New Mexico is known as the “Land of Enchantment,” but it is also a state without a lot of bodies of water. When the Trump administration changed the “navigable waters” definition to include only waters that flowed year-round, both New Mexico and Arizona were particularly hard hit, as the majority of their waterways don’t have continuous flow to another waterway, meaning those waterways were left without federal protection under the Clean Water Act (CWA).
The Trump-era definition, which became effective on June 22, 2020, spurred a number of lawsuits, including one filed by the Navajo Nation against the EPA and the U.S. Army Corps of Engineers, in the U.S. District Court for New Mexico.
The pueblos of Laguna and Jemez in New Mexico joined the list of challengers to the 2020 rule on March 29, 2021.
“The Pueblos argue, in the lawsuit, that the 2020 rule ignores the U.S. Government’s trust responsibilities to Indian tribes and violates the Administrative Procedure Act and intent of the Clean Water Act,” according to a press release issued by the University of New Mexico (UNM), whose Clinical Law Program is representing the pueblos. The 2020 rule strips federal protections from a significant proportion of streams and may hamper the pueblos’ efforts to regulate upstream polluters that affect waters on their lands.
On June 22, 2021, in the Navajo Nation case, the federal government asked the New Mexico federal court to remand the Navigable Waters Protection Rule (NWPR) to allow the EPA time to pursue new rulemaking to redefine Waters of the United States (WOTUS).
The EPA and the Army Corps of Engineers previously announced their plans to redefine WOTUS on June 9, 2021.
In that press release, the agencies stated, “Upon review of the [NWPR], the agencies have determined that the rule is significantly reducing clean water protections. The lack of protections is particularly significant in arid states, like New Mexico and Arizona, where nearly every one of over 1,500 streams assessed has been found to be non-jurisdictional. The agencies are also aware of 333 projects that would have required Section 404 permitting prior to the Navigable Waters Protection Rule, but no longer do.”
“Water advocates see the announced change as an encouraging move, but warned that it will take time to repeal and replace the rule. In the meantime, they say potentially harmful projects already approved will move forward,” according to the Santa Fe New Mexican.
“I think many people remain concerned that the Trump rule remains in place, and that waters can be injured because of it,” says Cliff Villa, associate professor and supervising attorney for UNM’s Natural Resources and Environmental Law Clinic, in the article.
Villa guided the UNM students who filed the lawsuit for the Laguna and Jemez pueblos and are concerned about the length of time it can take the federal government to overturn regulations.
“It took the Trump administration three years to undo the Obama-era clean water rule, although some delay was caused by a former EPA head’s missteps while trying to rush it through,” Villa notes.
Clear as Mud
The definition of WOTUS is one of the most fiercely contested and misunderstood rules under the EPA’s jurisdiction.

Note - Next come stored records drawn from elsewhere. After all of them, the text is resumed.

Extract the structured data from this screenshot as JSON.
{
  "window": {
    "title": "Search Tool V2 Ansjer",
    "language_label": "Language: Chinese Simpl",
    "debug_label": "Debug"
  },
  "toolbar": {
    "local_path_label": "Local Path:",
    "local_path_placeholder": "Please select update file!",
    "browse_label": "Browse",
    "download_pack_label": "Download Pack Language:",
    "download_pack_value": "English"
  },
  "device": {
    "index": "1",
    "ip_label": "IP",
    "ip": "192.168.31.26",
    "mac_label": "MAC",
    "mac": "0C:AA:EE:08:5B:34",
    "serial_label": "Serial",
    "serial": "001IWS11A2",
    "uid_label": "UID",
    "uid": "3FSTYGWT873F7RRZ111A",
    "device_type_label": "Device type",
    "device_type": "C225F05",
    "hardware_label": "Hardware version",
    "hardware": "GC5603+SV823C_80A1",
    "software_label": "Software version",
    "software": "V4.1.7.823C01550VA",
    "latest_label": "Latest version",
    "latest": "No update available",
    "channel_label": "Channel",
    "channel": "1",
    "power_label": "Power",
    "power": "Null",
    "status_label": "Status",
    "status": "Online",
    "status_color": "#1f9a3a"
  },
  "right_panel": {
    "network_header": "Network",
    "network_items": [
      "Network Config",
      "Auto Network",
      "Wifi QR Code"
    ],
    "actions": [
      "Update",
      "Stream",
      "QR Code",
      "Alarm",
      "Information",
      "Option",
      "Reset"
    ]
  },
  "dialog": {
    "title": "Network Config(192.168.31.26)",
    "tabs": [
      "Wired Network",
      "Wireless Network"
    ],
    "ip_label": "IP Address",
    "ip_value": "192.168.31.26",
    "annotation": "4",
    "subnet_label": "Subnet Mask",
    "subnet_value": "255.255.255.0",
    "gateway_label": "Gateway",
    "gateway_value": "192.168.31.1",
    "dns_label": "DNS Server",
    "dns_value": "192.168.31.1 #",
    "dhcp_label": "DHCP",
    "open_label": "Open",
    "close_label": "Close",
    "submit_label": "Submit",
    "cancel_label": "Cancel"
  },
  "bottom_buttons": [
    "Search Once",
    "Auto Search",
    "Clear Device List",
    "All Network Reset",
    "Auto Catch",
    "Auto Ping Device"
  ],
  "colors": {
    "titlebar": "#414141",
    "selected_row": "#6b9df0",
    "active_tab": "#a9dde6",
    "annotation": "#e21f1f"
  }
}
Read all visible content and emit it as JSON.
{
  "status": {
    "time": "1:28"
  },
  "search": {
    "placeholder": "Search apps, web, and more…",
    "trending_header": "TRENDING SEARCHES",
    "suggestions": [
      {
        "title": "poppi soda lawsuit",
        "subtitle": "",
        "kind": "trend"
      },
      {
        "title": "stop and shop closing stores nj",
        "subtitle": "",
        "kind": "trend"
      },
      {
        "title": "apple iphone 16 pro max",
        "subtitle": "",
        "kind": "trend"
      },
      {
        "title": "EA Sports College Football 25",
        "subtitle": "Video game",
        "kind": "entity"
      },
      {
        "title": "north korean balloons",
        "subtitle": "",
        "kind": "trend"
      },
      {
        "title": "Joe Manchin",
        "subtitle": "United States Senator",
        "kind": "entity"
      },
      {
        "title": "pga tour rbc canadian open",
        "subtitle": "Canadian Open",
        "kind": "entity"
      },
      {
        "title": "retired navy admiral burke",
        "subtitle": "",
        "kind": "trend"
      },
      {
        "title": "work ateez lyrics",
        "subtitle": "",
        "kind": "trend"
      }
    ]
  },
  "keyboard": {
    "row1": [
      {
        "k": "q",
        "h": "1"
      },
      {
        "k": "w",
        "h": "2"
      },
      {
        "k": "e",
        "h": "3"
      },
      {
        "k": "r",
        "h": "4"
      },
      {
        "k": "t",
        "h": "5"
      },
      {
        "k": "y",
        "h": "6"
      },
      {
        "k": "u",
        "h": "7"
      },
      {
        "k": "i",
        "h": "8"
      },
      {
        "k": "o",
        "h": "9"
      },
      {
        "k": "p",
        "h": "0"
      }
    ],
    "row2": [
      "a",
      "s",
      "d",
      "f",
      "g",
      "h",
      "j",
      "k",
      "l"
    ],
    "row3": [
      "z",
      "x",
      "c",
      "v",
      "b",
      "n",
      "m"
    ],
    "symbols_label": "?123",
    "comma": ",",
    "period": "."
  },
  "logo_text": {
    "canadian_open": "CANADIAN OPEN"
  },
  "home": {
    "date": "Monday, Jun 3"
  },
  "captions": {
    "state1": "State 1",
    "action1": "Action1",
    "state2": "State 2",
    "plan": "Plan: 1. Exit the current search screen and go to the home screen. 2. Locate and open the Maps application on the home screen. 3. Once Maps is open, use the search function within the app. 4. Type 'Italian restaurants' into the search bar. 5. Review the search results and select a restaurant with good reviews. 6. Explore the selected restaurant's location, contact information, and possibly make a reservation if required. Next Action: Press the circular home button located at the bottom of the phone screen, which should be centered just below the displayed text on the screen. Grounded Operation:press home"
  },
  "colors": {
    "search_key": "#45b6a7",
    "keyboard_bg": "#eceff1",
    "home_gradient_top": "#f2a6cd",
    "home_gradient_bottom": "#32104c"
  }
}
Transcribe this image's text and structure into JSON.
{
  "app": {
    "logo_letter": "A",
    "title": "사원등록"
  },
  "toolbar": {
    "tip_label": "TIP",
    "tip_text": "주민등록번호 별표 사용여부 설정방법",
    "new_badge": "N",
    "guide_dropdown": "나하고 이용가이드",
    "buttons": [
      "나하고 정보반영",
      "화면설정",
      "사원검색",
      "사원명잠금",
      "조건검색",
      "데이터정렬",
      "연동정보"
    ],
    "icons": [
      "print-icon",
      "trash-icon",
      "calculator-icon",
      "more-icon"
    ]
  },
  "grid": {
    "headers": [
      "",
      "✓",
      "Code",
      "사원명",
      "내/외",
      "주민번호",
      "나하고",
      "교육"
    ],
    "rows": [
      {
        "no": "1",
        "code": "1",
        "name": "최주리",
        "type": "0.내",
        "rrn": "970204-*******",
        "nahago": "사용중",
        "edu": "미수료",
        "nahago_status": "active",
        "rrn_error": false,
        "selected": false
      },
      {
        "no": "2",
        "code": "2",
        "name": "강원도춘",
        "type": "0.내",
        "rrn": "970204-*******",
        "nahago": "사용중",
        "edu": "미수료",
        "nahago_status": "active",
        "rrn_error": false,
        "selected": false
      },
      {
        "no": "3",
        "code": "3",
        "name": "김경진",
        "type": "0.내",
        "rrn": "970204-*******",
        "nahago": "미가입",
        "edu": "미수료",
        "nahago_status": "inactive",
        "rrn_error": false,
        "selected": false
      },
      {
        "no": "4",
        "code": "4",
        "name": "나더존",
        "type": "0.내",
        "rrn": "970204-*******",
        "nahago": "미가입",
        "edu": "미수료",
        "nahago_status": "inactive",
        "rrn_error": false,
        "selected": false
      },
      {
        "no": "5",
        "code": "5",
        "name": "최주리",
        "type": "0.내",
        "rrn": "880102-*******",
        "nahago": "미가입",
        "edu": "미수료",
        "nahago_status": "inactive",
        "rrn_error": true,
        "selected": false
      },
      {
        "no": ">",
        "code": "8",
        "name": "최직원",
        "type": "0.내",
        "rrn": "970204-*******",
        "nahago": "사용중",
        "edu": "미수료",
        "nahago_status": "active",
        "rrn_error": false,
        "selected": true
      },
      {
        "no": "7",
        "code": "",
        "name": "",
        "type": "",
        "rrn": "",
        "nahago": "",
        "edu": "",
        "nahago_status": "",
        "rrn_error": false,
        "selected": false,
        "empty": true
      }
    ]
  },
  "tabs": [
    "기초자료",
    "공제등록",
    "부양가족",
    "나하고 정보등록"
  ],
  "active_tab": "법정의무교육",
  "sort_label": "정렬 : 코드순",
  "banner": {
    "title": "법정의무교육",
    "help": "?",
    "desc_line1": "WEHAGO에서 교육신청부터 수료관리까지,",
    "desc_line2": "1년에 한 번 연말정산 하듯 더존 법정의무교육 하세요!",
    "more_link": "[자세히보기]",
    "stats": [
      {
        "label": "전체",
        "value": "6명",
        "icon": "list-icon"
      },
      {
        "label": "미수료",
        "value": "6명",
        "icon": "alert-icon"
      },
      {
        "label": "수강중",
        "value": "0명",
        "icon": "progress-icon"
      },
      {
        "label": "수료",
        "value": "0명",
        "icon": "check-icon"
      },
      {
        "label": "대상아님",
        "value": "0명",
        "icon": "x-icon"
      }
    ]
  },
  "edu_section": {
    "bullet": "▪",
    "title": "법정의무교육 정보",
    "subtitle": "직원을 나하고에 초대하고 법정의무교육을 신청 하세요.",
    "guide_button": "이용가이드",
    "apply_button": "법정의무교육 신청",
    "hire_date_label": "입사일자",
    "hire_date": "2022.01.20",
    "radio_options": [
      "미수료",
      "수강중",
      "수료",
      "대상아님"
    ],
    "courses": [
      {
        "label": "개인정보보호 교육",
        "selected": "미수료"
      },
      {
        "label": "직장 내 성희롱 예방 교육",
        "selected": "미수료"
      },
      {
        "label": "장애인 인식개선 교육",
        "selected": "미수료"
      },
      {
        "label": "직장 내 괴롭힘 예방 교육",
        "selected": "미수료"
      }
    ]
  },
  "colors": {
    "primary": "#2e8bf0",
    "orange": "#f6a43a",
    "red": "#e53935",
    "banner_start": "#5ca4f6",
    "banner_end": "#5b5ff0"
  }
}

And, to make it even more confusing, that jurisdiction is shared with the Army Corps of Engineers.
One aspect of the WOTUS definition has always been clear: It applies to U.S. oceans, major navigable rivers, lakes, and any connected waterways. What is not so clear is how to handle wetlands and loosely connected waterways such as streams that are dry for part of the year.
On June 9, 2021, the Department of Justice filed a motion requesting remand of the NWPR, according to the EPA press release.
“‘If the rule is repealed, the regulations will revert to more stringent ones enacted in 1987,’ said Charles de Saillan, staff attorney for the New Mexico Environmental Law Center,” the Santa Fe New Mexican says.
“‘Congress should intervene and create well-defined and permanent updates to the Clean Water Act to stop the political seesawing that happens every change of administration,’ de Saillan said.
“‘Congressional action would be much better than having the U.S. Supreme Court make rulings on it,’ de Saillan said. ‘The last high court decision on which waters merited federal protection was ambiguous, causing more confusion and legal battles,’ he said.
“‘The Supreme Court is not the place to resolve this,’ de Saillan said. ‘That would be unfortunate,’” the Santa Fe New Mexican reports.